As forças de segurança da Síria mantêm 27 de centros de tortura pelo país, disse nesta terça-feira o Human Rights Watch (HRW), grupo internacional de defesa de direitos humanos. Nesses locais carcereiros grampeiam a pele dos detidos, arrancam as unhas, os espancam com pedaços de madeira e administram choques elétricos no genitais e em outras partes do corpo. "O padrão sistemático de tratamento desumano e tortura que o Human Rights Watch documentou claramente aponta para um estado policial de tortura que constitui um crime contra a humanidade", afirma a ONG com sede em Nova Iorque.

AE, Agência Estado

03 de julho de 2012 | 14h09

A organização divulgou as conclusões em um relatório de 78 páginas baseado em entrevistas com mais de 200 soldados desertores e detentos. O grupo afirma que cada um dos centros e técnicas de interrogatório foram mencionados por diversos entrevistados, e que provavelmente existem outras instalações que não foram identificadas.

O Human Rights Watch pediu que o Conselho de Segurança da Organização das Nações Unidas (ONU) encaminhe a situação na Síria para o Tribunal Penal Internacional (TPI) em Haia e imponha sanções contra aqueles que praticam o supervisionem a tortura.

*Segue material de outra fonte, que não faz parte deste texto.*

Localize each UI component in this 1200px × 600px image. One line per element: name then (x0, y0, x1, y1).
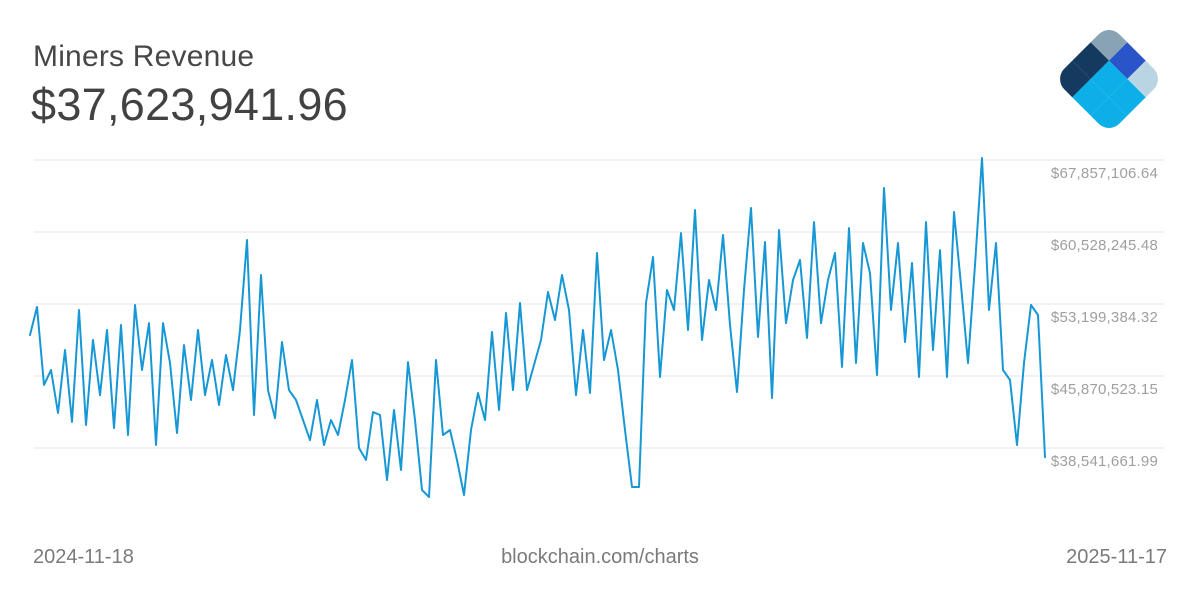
blockchain-logo-icon (1053, 23, 1165, 135)
x-axis-start-date: 2024-11-18 (33, 546, 134, 568)
x-axis-end-date: 2025-11-17 (1066, 546, 1167, 568)
footer-site-link[interactable]: blockchain.com/charts (501, 546, 699, 568)
metric-value: $37,623,941.96 (31, 79, 349, 130)
page-title: Miners Revenue (33, 40, 255, 73)
revenue-line-series[interactable] (29, 157, 1046, 498)
blockchain-logo[interactable] (1052, 22, 1166, 136)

Muitos ex-detentos contaram que foram presos em locais superlotados onde tortura era comum. Foram reportados mais de 20 métodos de tortura, incluindo espancamentos, esmagamento de dedos com alicates, ataques com ácido, abusos sexuais e humilhações. O governo sírio ainda não comentou as acusações. As informações são da Associated Press.